Glanbia Nutritionals expects to deliver modest EBITA improvement versus prior year. This will be driven by increased sales of value-added nutritional ingredients offset somewhat by reduced performance from US Cheese as a result of weak markets.
Dairy Ireland and Joint Ventures & Associates are expected to be broadly in line with prior year.
Commenting today Siobhán Talbot, Group Managing Director, said Glanbia delivered a strong performance in the first six months of 2016 driven by Glanbia Performance Nutrition.
“Total Group earnings before interest, tax and amortisation for the half year grew by over 11%. Sales of performance nutrition brands and value-added nutritional ingredients showed good growth in the first half of 2016 delivering on our vision to be a leading nutrition business.
“Global dairy markets remain weak and continue to be a challenge for parts of the business, however the diversity of the Glanbia portfolio has enabled us to navigate this and we reiterate guidance for the full year of adjusted earnings per share growth of 8% to 10% on a constant currency basis,” she said.
Capital investment and corporate development
Glanbia’s total investment in capital expenditure was €41.7 million in the first half of 2016, of which €27.8 million was strategic investment reflecting the on-going focus on the organic growth potential of the business. Key strategic projects undertaken in the period were the investments in value-added ingredient processing technologies at the Glanbia Nutritionals sites in Idaho and California, USA.
On 09 May 2016, Tom Grant, Brendan Hayes, Patrick Hogan and Eamon Power retired from the plc Board as part of the agreement in place with Glanbia Co-operative Society Limited to reduce its director representation on the plc Board by four in 2016.
Dividend per share
The Board is recommending an interim dividend of 5.37 cent per share (HY 2015: interim dividend 4.88 cent per share). This represents an increase of 10% on the prior year interim dividend.
The dividend will be paid on 07 October 2016 to shareholders on the register of members as at 26 August 2016. Irish withholding tax will be deducted at the standard rate where appropriate.
Dairy Ireland had, it says, a satisfactory performance in the first half of 2016. Revenues decreased 3.3% reflecting a 1.1% increase in volumes, a 4.9% decline in price and a 0.5% revenue contribution from acquisitions.
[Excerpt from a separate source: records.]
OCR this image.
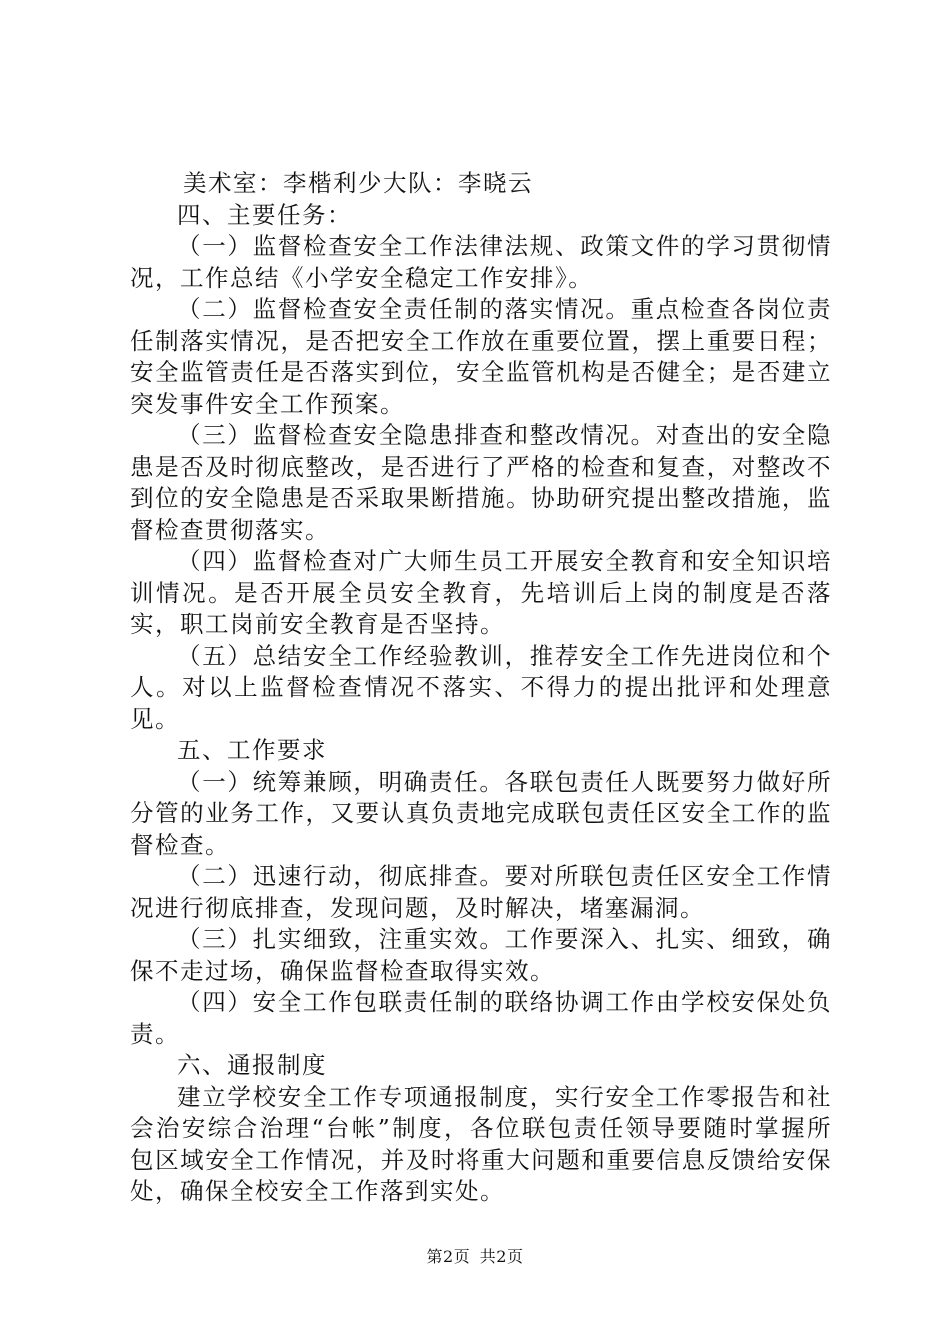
美术室：李楷利少大队：李晓云

四、主要任务：

（一）监督检查安全工作法律法规、政策文件的学习贯彻情况，工作总结《小学安全稳定工作安排》。

（二）监督检查安全责任制的落实情况。重点检查各岗位责任制落实情况，是否把安全工作放在重要位置，摆上重要日程；安全监管责任是否落实到位，安全监管机构是否健全；是否建立突发事件安全工作预案。

（三）监督检查安全隐患排查和整改情况。对查出的安全隐患是否及时彻底整改，是否进行了严格的检查和复查，对整改不到位的安全隐患是否采取果断措施。协助研究提出整改措施，监督检查贯彻落实。

（四）监督检查对广大师生员工开展安全教育和安全知识培训情况。是否开展全员安全教育，先培训后上岗的制度是否落实，职工岗前安全教育是否坚持。

（五）总结安全工作经验教训，推荐安全工作先进岗位和个人。对以上监督检查情况不落实、不得力的提出批评和处理意见。

五、工作要求

（一）统筹兼顾，明确责任。各联包责任人既要努力做好所分管的业务工作，又要认真负责地完成联包责任区安全工作的监督检查。

（二）迅速行动，彻底排查。要对所联包责任区安全工作情况进行彻底排查，发现问题，及时解决，堵塞漏洞。

（三）扎实细致，注重实效。工作要深入、扎实、细致，确保不走过场，确保监督检查取得实效。

（四）安全工作包联责任制的联络协调工作由学校安保处负责。

六、通报制度

建立学校安全工作专项通报制度，实行安全工作零报告和社会治安综合治理“台帐”制度，各位联包责任领导要随时掌握所包区域安全工作情况，并及时将重大问题和重要信息反馈给安保处，确保全校安全工作落到实处。

第2页 共2页
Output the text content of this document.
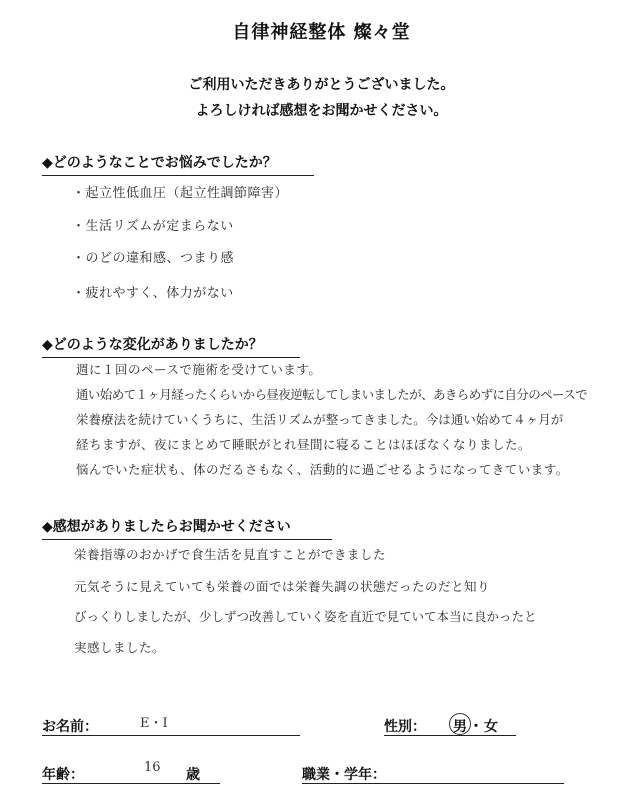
自律神経整体 燦々堂
ご利用いただきありがとうございました。
よろしければ感想をお聞かせください。
◆どのようなことでお悩みでしたか？
・起立性低血圧（起立性調節障害）
・生活リズムが定まらない
・のどの違和感、つまり感
・疲れやすく、体力がない
◆どのような変化がありましたか？
週に１回のペースで施術を受けています。
通い始めて１ヶ月経ったくらいから昼夜逆転してしまいましたが、あきらめずに自分のペースで
栄養療法を続けていくうちに、生活リズムが整ってきました。今は通い始めて４ヶ月が
経ちますが、夜にまとめて睡眠がとれ昼間に寝ることはほぼなくなりました。
悩んでいた症状も、体のだるさもなく、活動的に過ごせるようになってきています。
◆感想がありましたらお聞かせください
栄養指導のおかげで食生活を見直すことができました
元気そうに見えていても栄養の面では栄養失調の状態だったのだと知り
びっくりしましたが、少しずつ改善していく姿を直近で見ていて本当に良かったと
実感しました。
お名前：	E・I	性別： 男 ・ 女
年齢：	16 歳	職業・学年：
A 30 bps improvement in margin drove an increase in EBITA of 1.1% versus the prior half year.
Consumer Products delivered an improved performance versus prior year. This was driven by an improvement in sales of value-added branded products and input cost reductions. Consumer Products continues to focus on improving its cost base.
Agribusiness delivered a somewhat reduced performance in the period. Increased animal feed sales volume was more than offset by lower pricing across animal feed and fertiliser which led to a decline in margin.